York, who once defended to me George W. Bush’s inaction after receiving a Presidential Daily Briefing on August 6,2001 stating that “Al-Qa’ida members–including some who are US citizens–have resided in or traveled to the US for years, and the group apparently maintains a support structure that could aid attacks,” has the gall to say that a law which allows law enforcement to use race or ethnicity as a determining factor in deciding whether to question someone’s immigration status is “reasonable.”
The heart of the law is this provision: “For any lawful contact made by a law enforcement official or a law enforcement agency…where reasonable suspicion exists that the person is an alien who is unlawfully present in the United States, a reasonable attempt shall be made, when practicable, to determine the immigration status of the person…”
York and supporters of the measure make a big hullaballoo over the fact that race or ethnicity may not be the “sole” factor in deciding whether to demand proof of citizenship. Law enforcement may still use race as a factor, just not as the “sole” factor.
Yet when race is one factor among others, as it is here, that a college admissions committee uses to admit applicants, Republicans call this unconstitutional.
Funny how it’s OK to use race as a factor to throw people they don’t like out of the country, but not when it’s used redress 391 years of systematic oppression under force of law, as with affirmative action.
One of my favorite things about Republican rhetoric is that it is so often against what they proclaim to be their own interests.

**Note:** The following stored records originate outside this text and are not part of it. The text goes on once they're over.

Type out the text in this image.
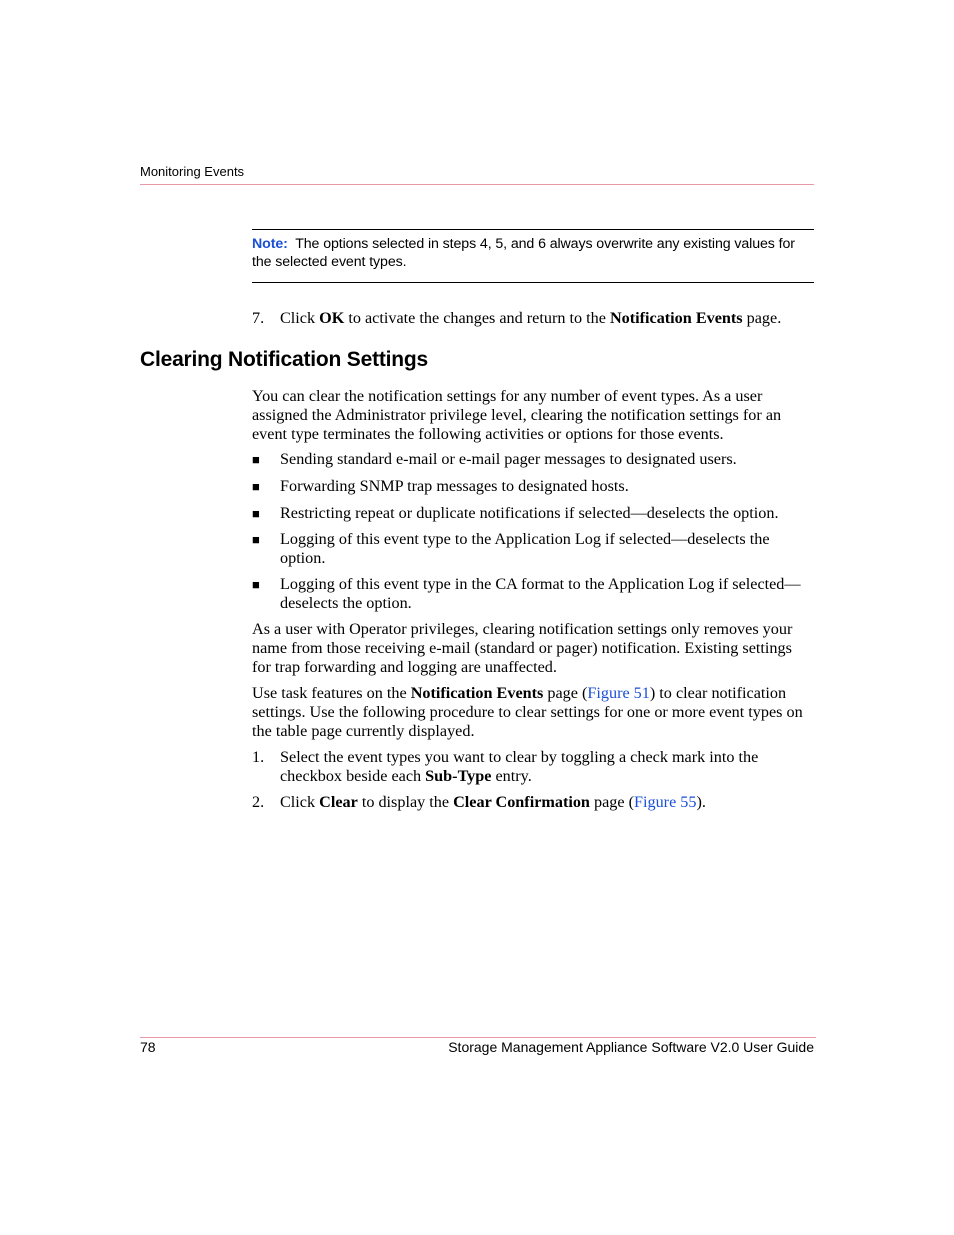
Monitoring Events
Note: The options selected in steps 4, 5, and 6 always overwrite any existing values for the selected event types.
7. Click OK to activate the changes and return to the Notification Events page.
Clearing Notification Settings
You can clear the notification settings for any number of event types. As a user assigned the Administrator privilege level, clearing the notification settings for an event type terminates the following activities or options for those events.
■ Sending standard e-mail or e-mail pager messages to designated users.
■ Forwarding SNMP trap messages to designated hosts.
■ Restricting repeat or duplicate notifications if selected—deselects the option.
■ Logging of this event type to the Application Log if selected—deselects the option.
■ Logging of this event type in the CA format to the Application Log if selected—deselects the option.
As a user with Operator privileges, clearing notification settings only removes your name from those receiving e-mail (standard or pager) notification. Existing settings for trap forwarding and logging are unaffected.
Use task features on the Notification Events page (Figure 51) to clear notification settings. Use the following procedure to clear settings for one or more event types on the table page currently displayed.
1. Select the event types you want to clear by toggling a check mark into the checkbox beside each Sub-Type entry.
2. Click Clear to display the Clear Confirmation page (Figure 55).
78	Storage Management Appliance Software V2.0 User Guide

York–whom I’m willing to bet dinner at the Capitol Grill has never exchanged more than 12 words at a time with an illegal immigrant, and whom I’m also willing to bet has either his home lawn-mowing, childcare, or janitorial services at his office done by Latino immigrants–does not even realize that the bill will undermine law enforcement’s ability to solve crimes.
That is because anyone with dark skin is going to avoid any possible interaction with law enforcement, including providing information that may lead law enforcement to the solving of a crime.

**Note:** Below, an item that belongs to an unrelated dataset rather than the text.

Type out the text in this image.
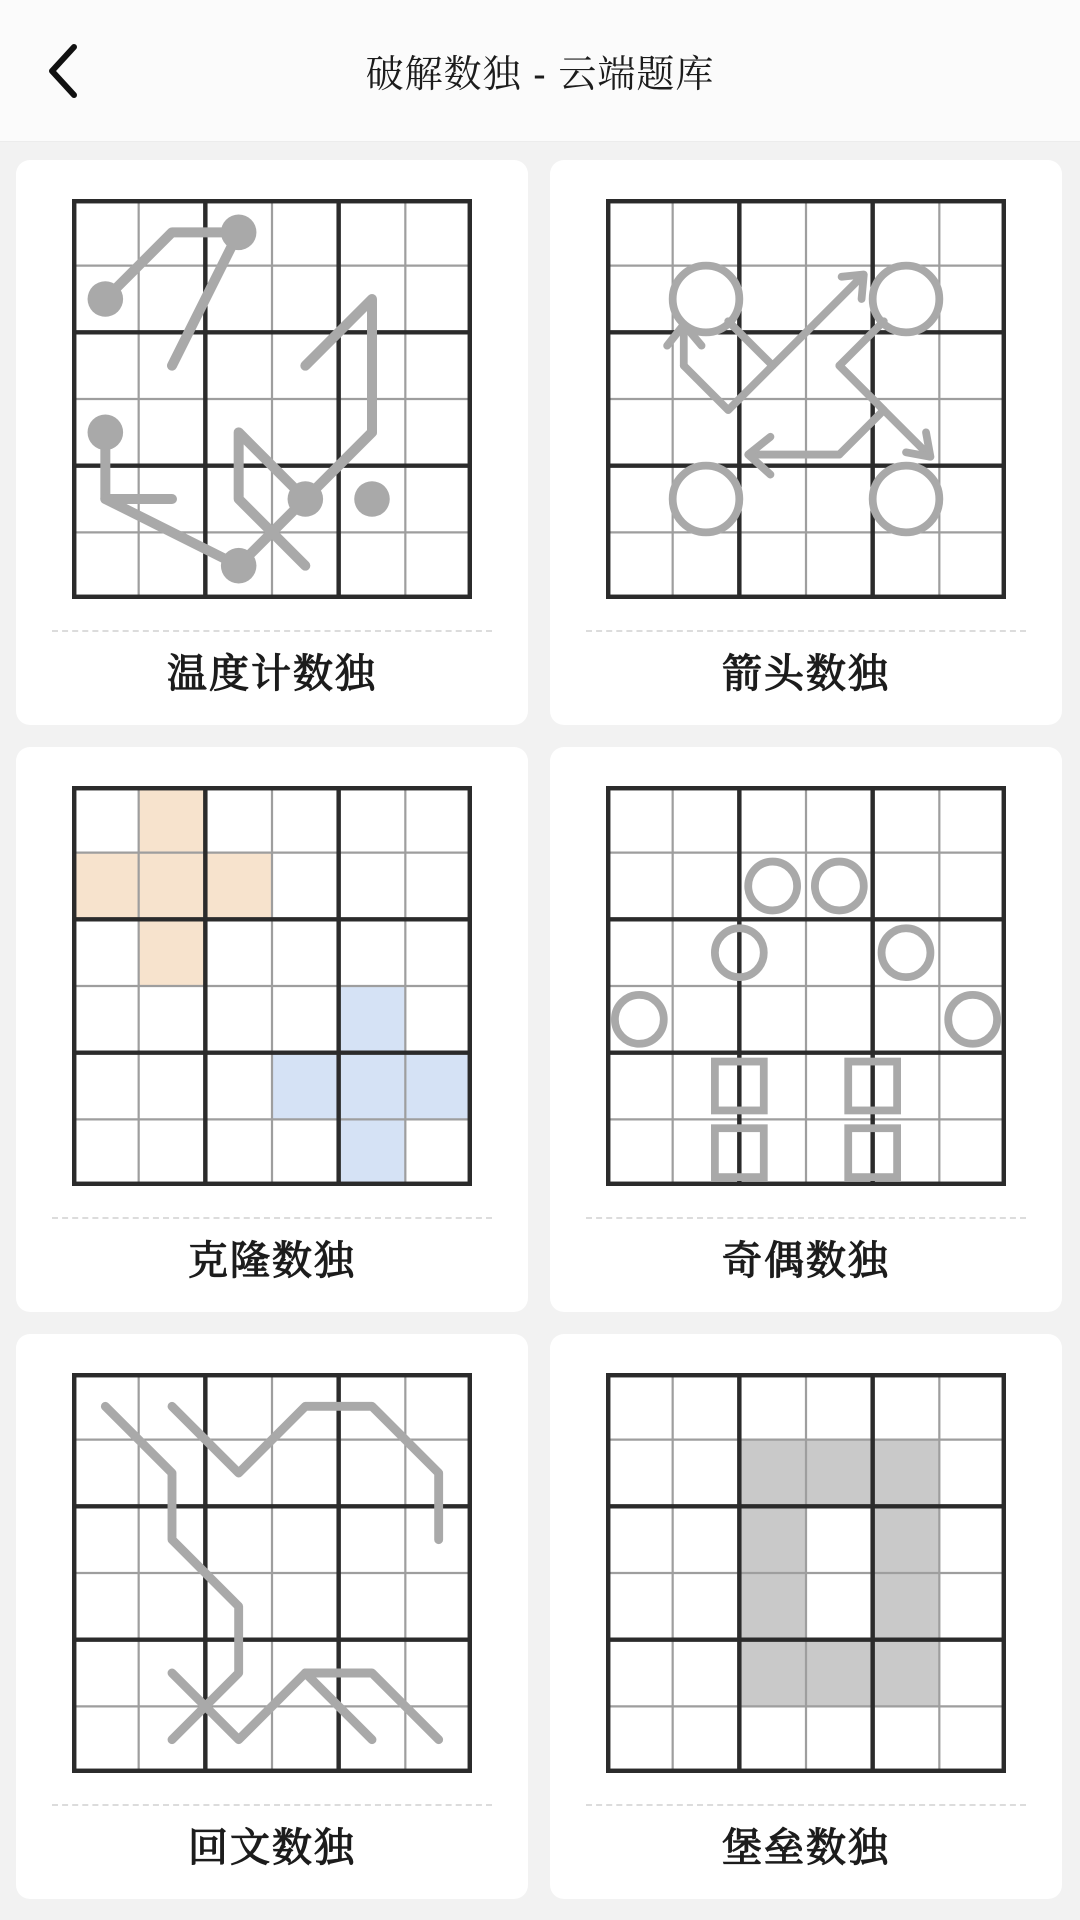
破解数独 - 云端题库
温度计数独	箭头数独
克隆数独	奇偶数独
回文数独	堡垒数独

Say you are Latino, and you witness a hit-and-run. You’re on the way home from the playground with your kids, and you didn’t bring your wallet so you don’t have your driver’s license on you. Are you going to offer yourself as a witness to the aggrieved party, and be interviewed by the cops, so that one of Sheriff Joe Arpaio’s over-aggressive deputies can haul you downtown, resulting in considerable inconvenience, embarrassment in front of your kids, and expense to prove that you are here legally?
No, you are going to hot-foot it out of there, and the drunk driver who did the hit and run is going to get away.

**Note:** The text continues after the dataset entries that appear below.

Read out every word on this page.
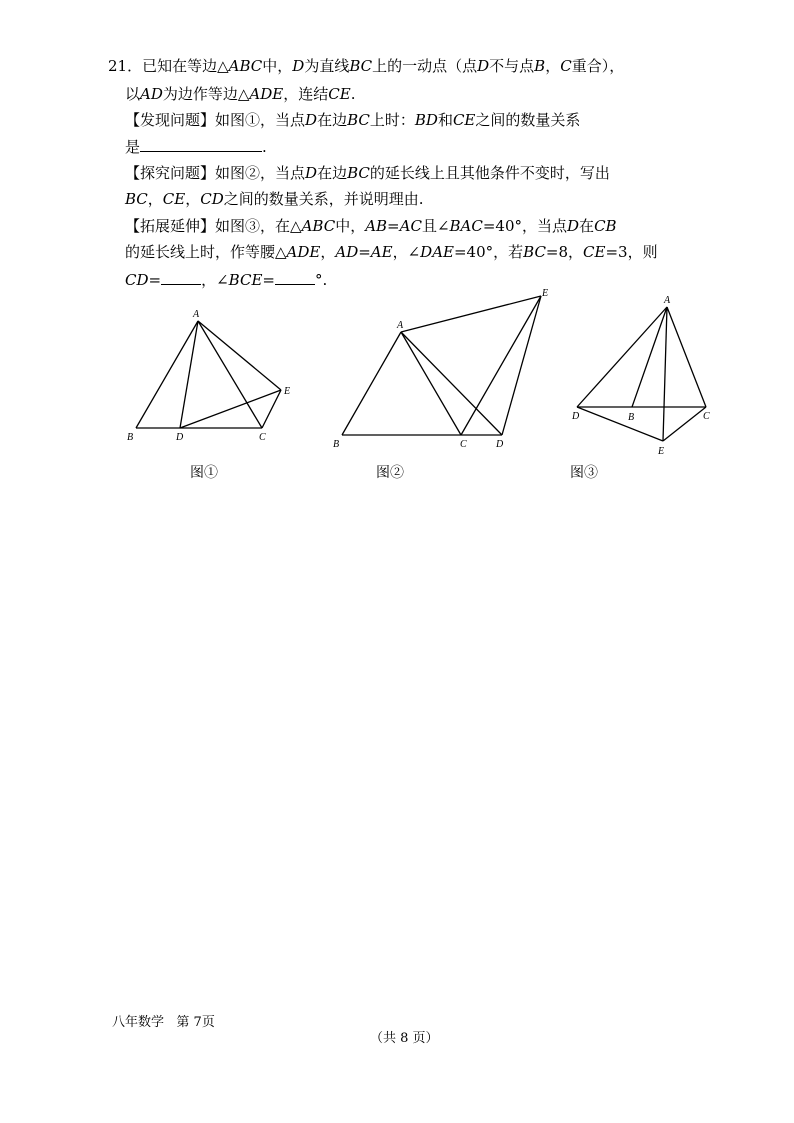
21．已知在等边△ABC中，D为直线BC上的一动点（点D不与点B，C重合），
以AD为边作等边△ADE，连结CE.
【发现问题】如图①，当点D在边BC上时：BD和CE之间的数量关系
是	.
【探究问题】如图②，当点D在边BC的延长线上且其他条件不变时，写出
BC，CE，CD之间的数量关系，并说明理由.
【拓展延伸】如图③，在△ABC中，AB=AC且∠BAC=40°，当点D在CB
的延长线上时，作等腰△ADE，AD=AE，∠DAE=40°，若BC=8，CE=3，则
CD=	，∠BCE=	°.
A
B	C
D
E
A
B	C	D
E
A
B	C
D
E
图①	图②	图③
八年数学 第 7页
（共 8 页）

Encouraging law enforcement to get involved in immigration matters always results in less interaction between immigrant communities and law enforcement. If the Republicans who argue in favor of this measure weren’t so closed-off in their gated communities and their private schools, and actually bothered to interact once in a while with Americans who do not look like them, they might understand this.
The Arizona anti-immigrant measure is bad for law enforcement, bad for immigrant communities, and bad for everyone else because more crooks will go free. So much for law and order.